Tokyo Electric may face $25 billion in liabilities: report
Tokyo Electric Power may be asked to shoulder half of an estimated $49 billion in total compensation for damages stemming from its crippled nuclear power plant with other power firms to bear the rest, a Japanese newspaper reported on Tuesday.
Officials from the government, Tokyo Electric, and creditor banks have been scrambling to craft a scheme that would allow the utility to cope with the bill of compensating those displaced by the crisis at its Fukushima Daiichi plant, while continuing to operate as a private firm.
The draft government plan reported by the Asahi newspaper could mark a significant development in those efforts because it puts a ballpark figure on the total cost at 4 trillion yen ($49.2 billion) and suggests a cap on Tokyo Electric's burden.
Uncertainty over the likely cost of compensation as well as the prospect of unlimited liability for Tokyo Electric, commonly known as Tepco, has unnerved investors since the crisis, triggered a widening of corporate bond spreads.
The plan calls for Tepco to pay 2 trillion yen in compensation over 10 years.
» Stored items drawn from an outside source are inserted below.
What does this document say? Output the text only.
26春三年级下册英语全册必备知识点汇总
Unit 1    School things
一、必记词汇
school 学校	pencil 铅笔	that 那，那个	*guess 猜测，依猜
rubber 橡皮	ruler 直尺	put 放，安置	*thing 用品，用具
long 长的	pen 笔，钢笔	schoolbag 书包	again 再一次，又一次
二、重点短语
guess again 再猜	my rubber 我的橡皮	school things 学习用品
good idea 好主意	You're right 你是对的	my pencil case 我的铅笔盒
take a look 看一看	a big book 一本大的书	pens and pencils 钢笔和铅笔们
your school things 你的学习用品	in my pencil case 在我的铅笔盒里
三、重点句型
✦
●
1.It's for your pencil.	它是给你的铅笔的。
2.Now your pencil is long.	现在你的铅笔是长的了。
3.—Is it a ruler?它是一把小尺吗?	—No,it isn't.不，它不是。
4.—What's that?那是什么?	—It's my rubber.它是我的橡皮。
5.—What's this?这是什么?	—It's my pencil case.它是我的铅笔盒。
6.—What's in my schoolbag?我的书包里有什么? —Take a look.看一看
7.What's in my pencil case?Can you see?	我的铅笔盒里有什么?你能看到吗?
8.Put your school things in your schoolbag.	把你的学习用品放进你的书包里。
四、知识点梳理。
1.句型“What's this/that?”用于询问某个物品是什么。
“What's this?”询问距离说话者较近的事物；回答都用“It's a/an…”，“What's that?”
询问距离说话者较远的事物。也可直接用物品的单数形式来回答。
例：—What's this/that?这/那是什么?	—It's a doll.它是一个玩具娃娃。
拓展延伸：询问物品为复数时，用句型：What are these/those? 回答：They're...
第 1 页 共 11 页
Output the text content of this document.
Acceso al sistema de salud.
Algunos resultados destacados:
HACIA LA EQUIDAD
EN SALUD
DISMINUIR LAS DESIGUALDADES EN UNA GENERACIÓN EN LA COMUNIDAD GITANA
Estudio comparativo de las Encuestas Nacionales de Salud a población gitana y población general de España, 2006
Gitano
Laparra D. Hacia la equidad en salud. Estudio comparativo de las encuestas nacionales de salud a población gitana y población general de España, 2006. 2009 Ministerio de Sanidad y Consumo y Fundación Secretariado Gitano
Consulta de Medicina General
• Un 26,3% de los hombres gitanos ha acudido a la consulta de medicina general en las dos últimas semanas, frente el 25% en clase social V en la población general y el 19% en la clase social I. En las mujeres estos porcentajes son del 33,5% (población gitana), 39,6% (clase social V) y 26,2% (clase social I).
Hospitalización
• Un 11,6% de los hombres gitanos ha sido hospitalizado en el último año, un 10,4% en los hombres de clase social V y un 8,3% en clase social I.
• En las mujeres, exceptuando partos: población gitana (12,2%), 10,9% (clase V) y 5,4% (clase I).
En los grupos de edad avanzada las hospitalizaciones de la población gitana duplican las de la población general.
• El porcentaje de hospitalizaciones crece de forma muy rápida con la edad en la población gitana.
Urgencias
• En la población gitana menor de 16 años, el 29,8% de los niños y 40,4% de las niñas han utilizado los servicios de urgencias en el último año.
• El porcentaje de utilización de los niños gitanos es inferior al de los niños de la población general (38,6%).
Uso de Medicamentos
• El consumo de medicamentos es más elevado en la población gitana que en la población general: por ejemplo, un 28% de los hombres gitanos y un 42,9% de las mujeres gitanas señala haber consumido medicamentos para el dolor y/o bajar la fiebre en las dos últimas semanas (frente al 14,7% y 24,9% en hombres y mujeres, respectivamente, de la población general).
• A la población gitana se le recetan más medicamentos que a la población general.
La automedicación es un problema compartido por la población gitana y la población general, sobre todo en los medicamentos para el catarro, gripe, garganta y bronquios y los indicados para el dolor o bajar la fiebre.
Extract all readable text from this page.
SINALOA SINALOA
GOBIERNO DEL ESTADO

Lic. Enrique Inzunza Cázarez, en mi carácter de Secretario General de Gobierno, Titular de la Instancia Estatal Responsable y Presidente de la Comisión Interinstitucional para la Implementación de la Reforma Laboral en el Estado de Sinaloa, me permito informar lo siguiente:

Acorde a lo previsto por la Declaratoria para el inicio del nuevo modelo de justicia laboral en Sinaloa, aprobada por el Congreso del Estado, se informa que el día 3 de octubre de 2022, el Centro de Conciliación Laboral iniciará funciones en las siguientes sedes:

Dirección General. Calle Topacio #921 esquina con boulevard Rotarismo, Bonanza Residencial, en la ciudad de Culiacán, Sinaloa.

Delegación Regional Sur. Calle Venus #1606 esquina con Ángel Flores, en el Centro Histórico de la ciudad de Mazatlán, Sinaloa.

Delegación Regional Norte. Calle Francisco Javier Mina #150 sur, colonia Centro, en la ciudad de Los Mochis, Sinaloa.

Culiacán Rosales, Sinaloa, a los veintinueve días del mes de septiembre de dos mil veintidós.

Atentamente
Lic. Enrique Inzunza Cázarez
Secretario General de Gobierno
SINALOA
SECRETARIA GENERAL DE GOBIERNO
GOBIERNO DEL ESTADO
Of the 200 billion yen in annual payments, half would come from a roughly 16 percent increase in electricity prices, the newspaper reported.
The 2 trillion yen figure would be positive in the sense that it helps erase some uncertainties hanging over Japan's utilities sector, said Ariel Hsiao, manager of HSBC Global Power & Resources Equity Fund in Taipei, which sold its entire holding of Tepco shares after the March 11 disaster.
The other half of the 400 billion yen annual bill would come from Kansai Electric Power and seven other nuclear plant operators, which will put money into the fund in proportion to their electricity output, the Asahi said.
To shore up Tepco's finances and prevent debilitating credit ratings cuts, the fund will buy 1.6 trillion yen worth of preferred shares in the utility, whose market value has shrunk by three-fourths since the crisis to about $8 billion.
A Tepco spokesman said the information in the Asahi report was not based on any disclosure from the company.
CAP ISSUE
Tepco has started making provisional compensation payments to residents and local governments after the March 11 earthquake and tsunami tore through the Fukushima Daiichi plant, causing it to leak radiation and prompting an evacuation of surrounding areas.
The question of whether to put a ceiling on Tepco's burden has been one of the most contentious issues in discussions on the compensation scheme, delaying its official announcement from an initial target of the last week of April.
While Tepco and its creditor banks have pushed for an upper limit, arguing it was essential to prevent a drop in its credit rating to junk status, many politicians have sought to take a hard line on the utility, characterizing it as the primary bearer of responsibility for the nuclear disaster.
Chief Cabinet Secretary Yukio Edano said on Monday that there would be no ceiling set on Tepco's liabilities and that it should not qualify for an exemption from compensation under Japanese law.
The mention of specific liabilities figures in the draft government plan may be aimed at allowing Tepco to make the cost calculations it needs to close its books for the past business year ended in March, the Asahi said.
Tepco is now expected to report a net loss of about 800 billion yen for the past year and will aim to return to profit in four years and resume issuing bonds from the financial year starting in April 2015, the newspaper said.
The draft estimates the cost of scrapping the six reactors at Fukushima Daiichi plant at 1.5 trillion yen and the additional fuel costs to run thermal power generators at about 1 trillion a year, the paper said.
The plan also calls for annual cost cuts of 150 billion yen by the next financial year and a total of 300 billion yen to be generated by the sale of real estate, stocks and other assets, the Asahi said.